I don't know how long he sat on my chest, but eventually I was able to remember that it was my long time best friend sitting on my chest. "Eddie, if you don't get off me right now, you are going to regret it when I make your sorry ass do extra training with the royal guards" I said attempting to keep a straight face but failing miserably.
"There's the Rosie we all know and love" he replied pulling me from my spot on the floor after climbing off of me. "But seriously, are you okay? You've been here for 5 hours and your hands well…they aren't really normal looking anymore" he whispered as he hugged me.
That's when I looked around the room noticing that Lissa was standing behind the royal guards. They had been notified of my darkness 'problem' and how I took it from Lissa to keep her sane. They were all looking at me with pity in their eyes. Something they all knew not to do because it pissed me off to no end.
"Well what are you all standing there for? Help me up and get the queen back to her chambers it is 4 PM and she has a long day ahead of her" I nearly screeched at my team hating the looks I was getting. Immediately they turned into the stoic guardians I knew and started walking away boxing in a frustrated Lissa.
"Wait, I need to heal her first! Stop walking now, and let me go to my best friend!" She was over tired and crazy emotional but they let her through. As soon as she touched my skin I felt the hot and cold calming effects of her magic pulsing through me.

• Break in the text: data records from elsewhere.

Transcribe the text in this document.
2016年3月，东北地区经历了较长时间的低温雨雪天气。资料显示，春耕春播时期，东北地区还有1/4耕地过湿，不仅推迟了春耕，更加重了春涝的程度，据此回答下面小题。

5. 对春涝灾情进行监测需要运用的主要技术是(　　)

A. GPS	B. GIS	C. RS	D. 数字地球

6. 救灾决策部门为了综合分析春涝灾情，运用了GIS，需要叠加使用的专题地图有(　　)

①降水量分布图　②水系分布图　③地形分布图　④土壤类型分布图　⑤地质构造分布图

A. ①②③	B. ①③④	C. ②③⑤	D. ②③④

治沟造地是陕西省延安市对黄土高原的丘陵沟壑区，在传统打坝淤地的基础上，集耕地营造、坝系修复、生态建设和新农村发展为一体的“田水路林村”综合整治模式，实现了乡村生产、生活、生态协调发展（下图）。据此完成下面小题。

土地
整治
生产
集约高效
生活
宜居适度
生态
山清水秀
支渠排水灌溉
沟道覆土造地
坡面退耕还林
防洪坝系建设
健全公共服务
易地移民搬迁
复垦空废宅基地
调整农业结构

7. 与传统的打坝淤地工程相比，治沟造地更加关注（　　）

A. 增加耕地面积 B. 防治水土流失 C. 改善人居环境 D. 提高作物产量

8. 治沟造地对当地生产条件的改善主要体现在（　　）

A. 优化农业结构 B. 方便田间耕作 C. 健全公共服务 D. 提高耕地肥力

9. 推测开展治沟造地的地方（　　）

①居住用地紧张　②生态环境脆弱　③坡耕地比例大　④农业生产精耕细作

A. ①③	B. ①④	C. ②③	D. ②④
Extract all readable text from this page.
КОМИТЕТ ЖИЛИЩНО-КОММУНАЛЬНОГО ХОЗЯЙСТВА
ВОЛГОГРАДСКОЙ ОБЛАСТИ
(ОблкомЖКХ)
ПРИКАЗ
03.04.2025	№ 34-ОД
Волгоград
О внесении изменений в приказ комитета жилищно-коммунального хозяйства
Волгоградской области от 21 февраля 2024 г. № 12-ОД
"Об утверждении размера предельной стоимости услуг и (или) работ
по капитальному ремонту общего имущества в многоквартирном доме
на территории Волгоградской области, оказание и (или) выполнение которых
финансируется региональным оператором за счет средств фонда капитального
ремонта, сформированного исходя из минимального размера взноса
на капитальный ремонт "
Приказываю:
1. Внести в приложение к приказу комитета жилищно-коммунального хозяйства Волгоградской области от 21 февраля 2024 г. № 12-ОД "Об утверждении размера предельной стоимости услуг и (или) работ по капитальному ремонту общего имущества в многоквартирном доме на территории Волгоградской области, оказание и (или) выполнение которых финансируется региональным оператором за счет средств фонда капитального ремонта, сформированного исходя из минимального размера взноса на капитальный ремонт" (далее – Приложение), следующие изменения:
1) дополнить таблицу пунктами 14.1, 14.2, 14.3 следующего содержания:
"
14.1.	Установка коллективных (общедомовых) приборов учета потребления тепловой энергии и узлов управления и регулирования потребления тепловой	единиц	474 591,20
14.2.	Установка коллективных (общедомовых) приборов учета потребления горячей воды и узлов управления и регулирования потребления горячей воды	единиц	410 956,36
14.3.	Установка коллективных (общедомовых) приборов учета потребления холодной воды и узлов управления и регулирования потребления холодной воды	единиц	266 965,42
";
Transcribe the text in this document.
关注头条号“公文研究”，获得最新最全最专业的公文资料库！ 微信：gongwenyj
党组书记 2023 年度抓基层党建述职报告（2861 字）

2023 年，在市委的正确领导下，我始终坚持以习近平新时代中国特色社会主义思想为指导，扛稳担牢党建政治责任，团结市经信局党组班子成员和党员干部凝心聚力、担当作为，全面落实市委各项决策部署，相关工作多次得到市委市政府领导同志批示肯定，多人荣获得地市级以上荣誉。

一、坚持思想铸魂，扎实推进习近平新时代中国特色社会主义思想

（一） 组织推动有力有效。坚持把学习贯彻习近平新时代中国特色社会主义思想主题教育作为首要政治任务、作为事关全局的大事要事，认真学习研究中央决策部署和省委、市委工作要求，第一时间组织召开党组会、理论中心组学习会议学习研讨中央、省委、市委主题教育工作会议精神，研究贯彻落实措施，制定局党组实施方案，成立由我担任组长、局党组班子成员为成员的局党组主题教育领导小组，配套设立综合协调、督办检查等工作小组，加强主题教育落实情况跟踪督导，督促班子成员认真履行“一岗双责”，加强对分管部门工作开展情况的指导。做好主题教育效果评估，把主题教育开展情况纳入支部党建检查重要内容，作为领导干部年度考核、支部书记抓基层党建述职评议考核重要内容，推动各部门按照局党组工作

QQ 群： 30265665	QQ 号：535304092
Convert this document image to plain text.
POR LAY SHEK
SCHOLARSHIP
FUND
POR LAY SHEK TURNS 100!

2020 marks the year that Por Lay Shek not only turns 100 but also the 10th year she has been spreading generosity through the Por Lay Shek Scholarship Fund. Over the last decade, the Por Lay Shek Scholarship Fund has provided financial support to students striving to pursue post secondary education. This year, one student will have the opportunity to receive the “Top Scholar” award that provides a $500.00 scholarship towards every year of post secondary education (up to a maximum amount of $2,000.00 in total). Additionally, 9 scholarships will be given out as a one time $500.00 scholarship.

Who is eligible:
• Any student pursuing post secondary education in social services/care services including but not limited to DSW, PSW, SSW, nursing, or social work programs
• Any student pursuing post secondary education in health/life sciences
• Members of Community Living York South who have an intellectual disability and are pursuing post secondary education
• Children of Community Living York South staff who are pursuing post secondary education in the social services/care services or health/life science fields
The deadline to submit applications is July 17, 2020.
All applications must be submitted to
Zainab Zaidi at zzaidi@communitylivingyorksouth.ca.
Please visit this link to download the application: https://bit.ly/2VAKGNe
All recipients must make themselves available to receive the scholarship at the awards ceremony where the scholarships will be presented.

"Thanks Liss, I didn't know how bad I hurt…WAIT A MINUTE! You said I was here for five hours?!" They all nodded looking afraid at why I was shouting. "Where the hell is Riley?! I was supposed to pick her up two and a half hours ago!" I screamed at the room full of people. They all seemed to relax and my rather violent outburst and two even chuckled. As soon as I turned my glare on them they stopped and straightened up pfffftttt newbies.
"Don't worry Rose, I called Mia and told her to make sure Riley got picked up and she is at our place now" Eddie said knowing that I was on the verge of freaking out that my baby wasn't with me when she was supposed to. All because I couldn't get ahold of this darkness.
"Thank you so much Eddie and Lissa, thank you for healing me. Eddie is it okay if Riley stays at your place tonight? I'm sure she's already asleep." He told me that was fine and turned to walk out of the gym to his house. "Oh and Eddie?" He looked back to me just as he was walking out of the gym. "If you ever, and I mean ever call me Rosie again, I will cut your "man bits" off with the knife in my boot and feed it back to you. Is that understood Guardian Castile?" He visibly gulped at the mental image and managed a nod in my direction before taking off out the door. As soon as they swung closed we all started dying laughing at the look on his face as he left.